The science is a little thin – I would like it in more detail. I don’t know about HeLa cells. I want to know how it is used in the various areas of medicine. The discussions about medical research ethics and invasion of privacy came like an after thought. She talked about the circumstance around the family of Henrietta Lacks. Yes, they were poor, black, uneducated, and inbred but that alone is not interesting. In fact, I think the writer makes them a little unsympathetic. They keep repeating the tale of exploitation – how big cell factories made money off HeLa cells while the Lacks family continues to live in poverty. The family is not overly concerned about the ethics, the invasion of privacy. I keep hearing one thing. Money. They want some of the millions and millions that came from the HeLa cell factories. They want to be in the limelight, to talk about their mother yet, they didn’t know their mother.

Couple of questions that left me wondering
(1) if a bit of my cells get lopped off why aren’t they considered a bit of waste?
(2) if my body is capable of generating a particular thing (blood, shit, oil, etc) that can cure an illness, and I discover that a medical researcher made money off me selling that thing, is it unethical?

(1) it seems very unusual to consider them still my cells since I am alive and quite capable of living without them. (2) it is a little complicated. On first thought, most would say that doctor making money off me is not ethical because the blood/shit/oil/etc belongs to me, I should decide what to do with my body. If so, then those cells that are lopped off in (1) are from my body so I should decide what to do with them. Okay…what if I thought they were waste (and gave it away) when they were actually golden eggs, wouldn’t (2) become a non-ethics issue?

As I went through the book, I read many accusations that doctors, researchers didn’t explain stuff to the family. In those days, black people were terribly exploited because they were considered inferior. However, reading about how the Lacks family mixed up science with superstition, makes me wonder if some people tried to explain but they didn’t get it. They didn’t understand cancer, they didn’t understand HeLa cells, they didn’t understand a lot of things. I can’t see that they want to and are capable of understanding what is use of those cells. If the researcher had lopped off the cancer cells and had given it to the family as a present, they won’t not be capable of growing those cells and making those millions and millions. It’s not just them – most of us would dump it in the trash.

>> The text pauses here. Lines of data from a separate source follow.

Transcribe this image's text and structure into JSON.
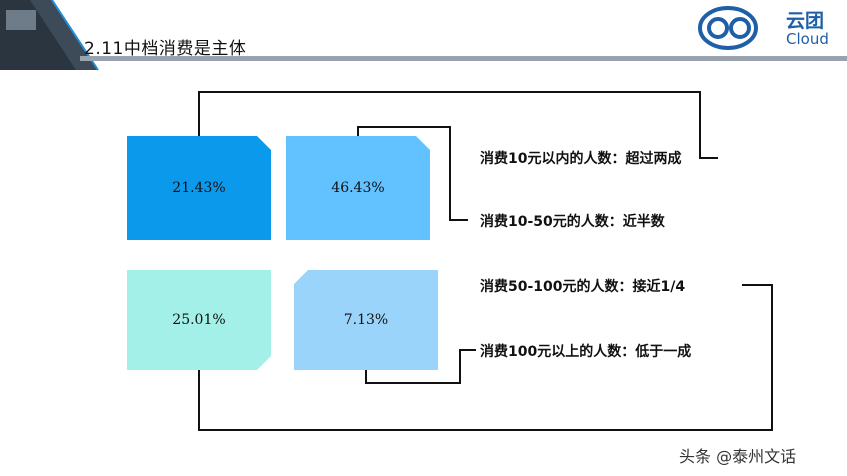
{
  "header": {
    "title": "2.11中档消费是主体",
    "logo_cn": "云团",
    "logo_en": "Cloud"
  },
  "boxes": [
    {
      "value": "21.43%",
      "color": "#0b99ec"
    },
    {
      "value": "46.43%",
      "color": "#62c2ff"
    },
    {
      "value": "25.01%",
      "color": "#a2f0e8"
    },
    {
      "value": "7.13%",
      "color": "#9ad4fb"
    }
  ],
  "labels": [
    "消费10元以内的人数：超过两成",
    "消费10-50元的人数：近半数",
    "消费50-100元的人数：接近1/4",
    "消费100元以上的人数：低于一成"
  ],
  "watermark": "头条 @泰州文话"
}
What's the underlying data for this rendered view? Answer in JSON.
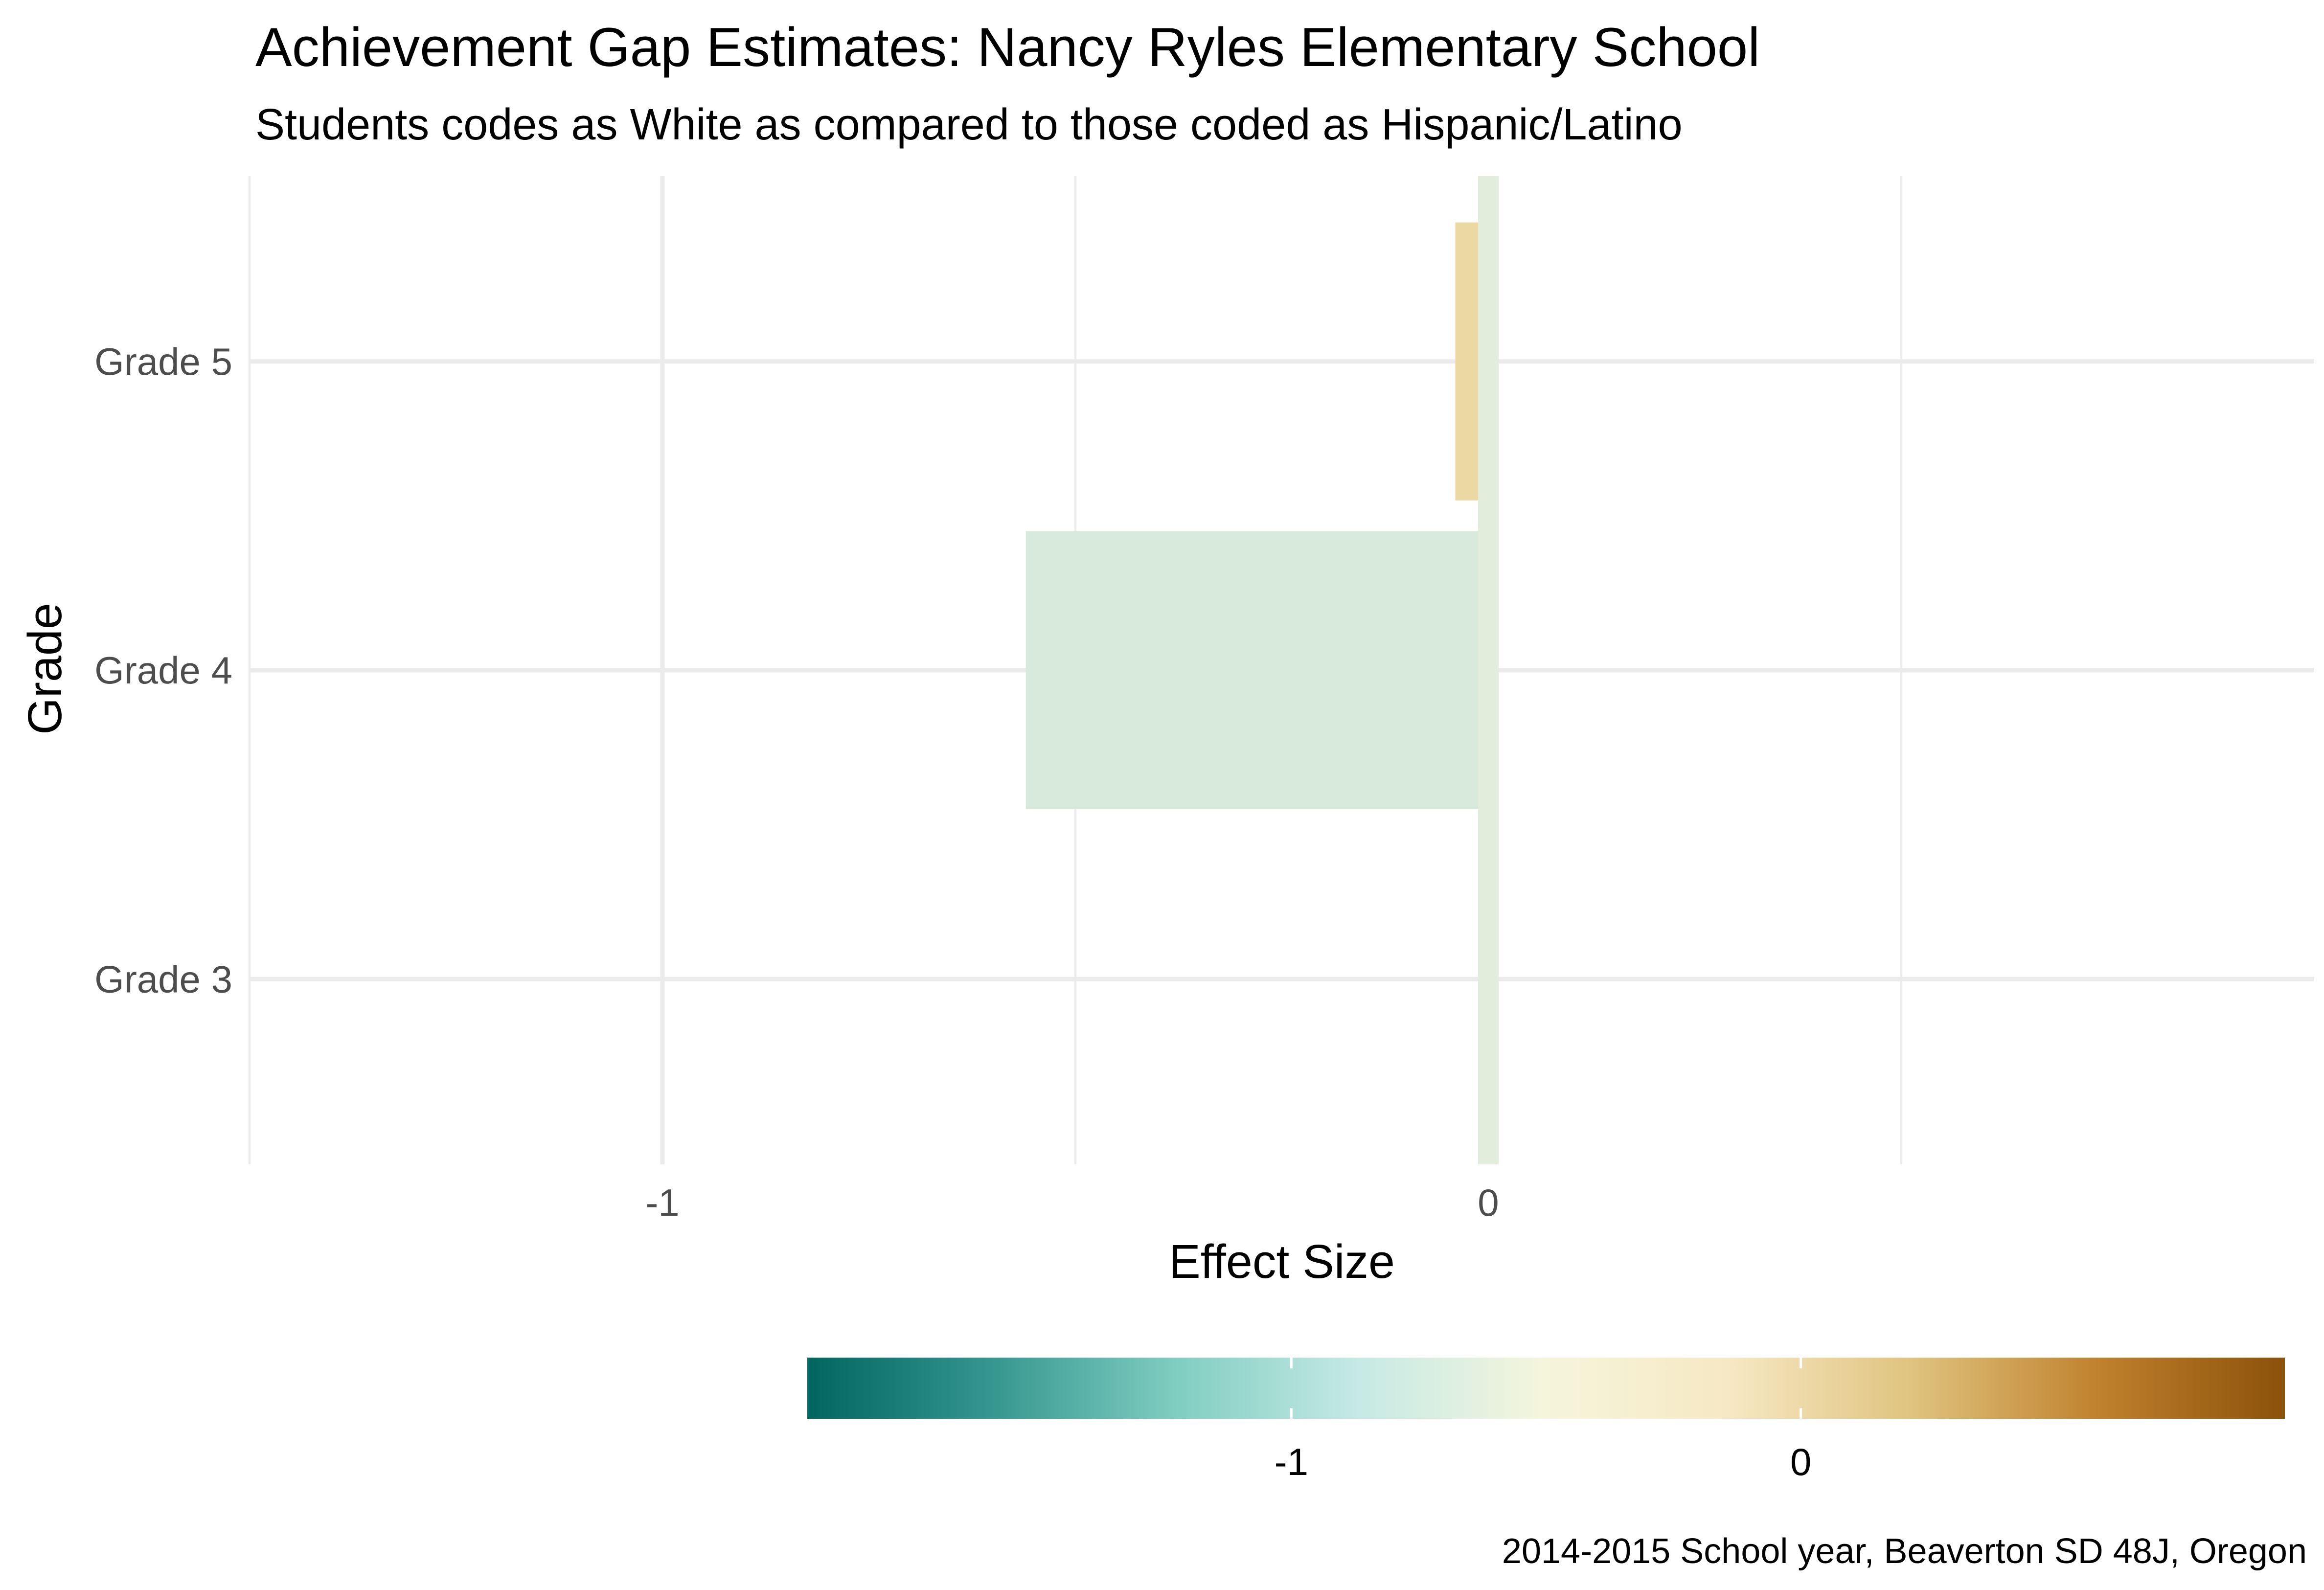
{
  "chart_data": {
    "type": "bar",
    "orientation": "horizontal",
    "title": "Achievement Gap Estimates: Nancy Ryles Elementary School",
    "subtitle": "Students codes as White as compared to those coded as Hispanic/Latino",
    "xlabel": "Effect Size",
    "ylabel": "Grade",
    "caption": "2014-2015 School year, Beaverton SD 48J, Oregon",
    "categories": [
      "Grade 3",
      "Grade 4",
      "Grade 5"
    ],
    "values": [
      -0.01,
      -0.56,
      -0.04
    ],
    "bar_colors": [
      "#f0deb1",
      "#d8eadb",
      "#ecd8a2"
    ],
    "xlim": [
      -1.5,
      1.0
    ],
    "x_ticks": [
      -1,
      0
    ],
    "x_tick_labels": [
      "-1",
      "0"
    ],
    "grid": true,
    "reference_line": {
      "value": 0,
      "color": "#e2eddb"
    },
    "legend": {
      "position": "bottom",
      "type": "colorbar",
      "range": [
        -1.95,
        0.95
      ],
      "ticks": [
        -1,
        0
      ],
      "tick_labels": [
        "-1",
        "0"
      ],
      "palette": [
        "#01665e",
        "#35978f",
        "#80cdc1",
        "#c7eae5",
        "#f5f5dc",
        "#f6e8c3",
        "#dfc27d",
        "#bf812d",
        "#8c510a"
      ]
    }
  }
}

Neal Stephenson – Snow Crash

Snow Crash started out fun, fast and cool. I really enjoy the ride around the new world. Reality has pizza deliverers, courier girls on skates and hyper-inflated cities that are franchises. I like that Metaverse links to reality, where beauty of the avatar admired. It’s not a big thing in the story, but it made me admire it for its consistency.

I did not enjoy the characters and the plot. The tying of the sumerian myths to information flow is too loosely tied together in the story and feels inelegant. As if he is trying to hammer out a new thought and the characters are mouth pieces. Checking the wikipedia for memetics, I figured out what he was doing. Knowing it now doesn’t change my mind. The seller of an idea in a fiction are the characters. His characters are not that interesting for me to buy it.

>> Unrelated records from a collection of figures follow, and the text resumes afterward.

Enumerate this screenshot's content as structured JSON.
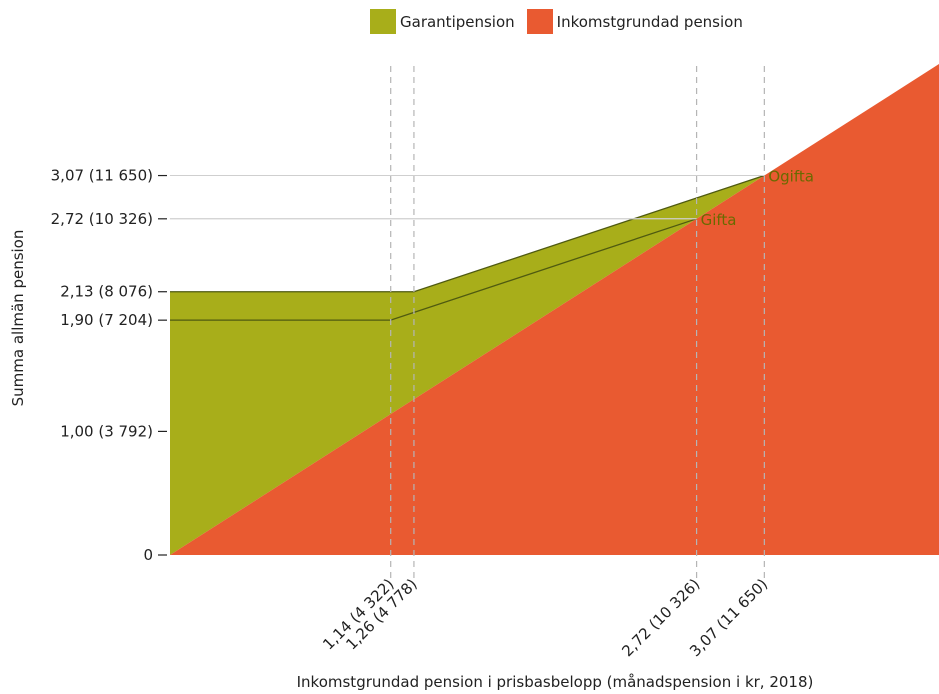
{
  "chart_data": {
    "type": "area",
    "xlabel": "Inkomstgrundad pension i prisbasbelopp (månadspension i kr, 2018)",
    "ylabel": "Summa allmän pension",
    "xlim": [
      0,
      4.3
    ],
    "ylim": [
      0,
      4.3
    ],
    "legend_position": "top-center",
    "series": [
      {
        "name": "Garantipension",
        "color": "#a8ae1a"
      },
      {
        "name": "Inkomstgrundad pension",
        "color": "#e95a31"
      }
    ],
    "lines": [
      {
        "name": "Ogifta",
        "x": [
          0,
          1.26,
          3.07
        ],
        "y": [
          2.13,
          2.13,
          3.07
        ]
      },
      {
        "name": "Gifta",
        "x": [
          0,
          1.14,
          2.72
        ],
        "y": [
          1.9,
          1.9,
          2.72
        ]
      }
    ],
    "y_ticks": [
      {
        "value": 0,
        "label": "0"
      },
      {
        "value": 1.0,
        "label": "1,00 (3 792)"
      },
      {
        "value": 1.9,
        "label": "1,90 (7 204)"
      },
      {
        "value": 2.13,
        "label": "2,13 (8 076)"
      },
      {
        "value": 2.72,
        "label": "2,72 (10 326)"
      },
      {
        "value": 3.07,
        "label": "3,07 (11 650)"
      }
    ],
    "x_ticks": [
      {
        "value": 1.14,
        "label": "1,14 (4 322)"
      },
      {
        "value": 1.26,
        "label": "1,26 (4 778)"
      },
      {
        "value": 2.72,
        "label": "2,72 (10 326)"
      },
      {
        "value": 3.07,
        "label": "3,07 (11 650)"
      }
    ],
    "annotations": [
      {
        "text": "Ogifta",
        "x": 3.07,
        "y": 3.07
      },
      {
        "text": "Gifta",
        "x": 2.72,
        "y": 2.72
      }
    ]
  },
  "legend": {
    "items": [
      {
        "label": "Garantipension",
        "color": "#a8ae1a"
      },
      {
        "label": "Inkomstgrundad pension",
        "color": "#e95a31"
      }
    ]
  }
}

I feel sexy with my kindle

How small it is! How slim it is! How light it is! Look! Look! I have five books in it now! It’s still small, slim and light! What an amazing invention! I feel slimmer! Lighter! Sexier!

I ended up with a Kindle because Mr TCM could not be persuaded to get an iPad. Well, I agree with him – the iPad is too heavy to hold at length. My house is small and with a baby on the way, there was no room for either of us to buy books. All these sound well reasoned but in fact was an impulse buy.

I had taken to reading to baby – talking to baby gets boring fast. I have new Yorker on it. I am halfway through Neal Stephenson’s Snow Crash. I love it like I love soft tofu. I want to mash my face with my kindle.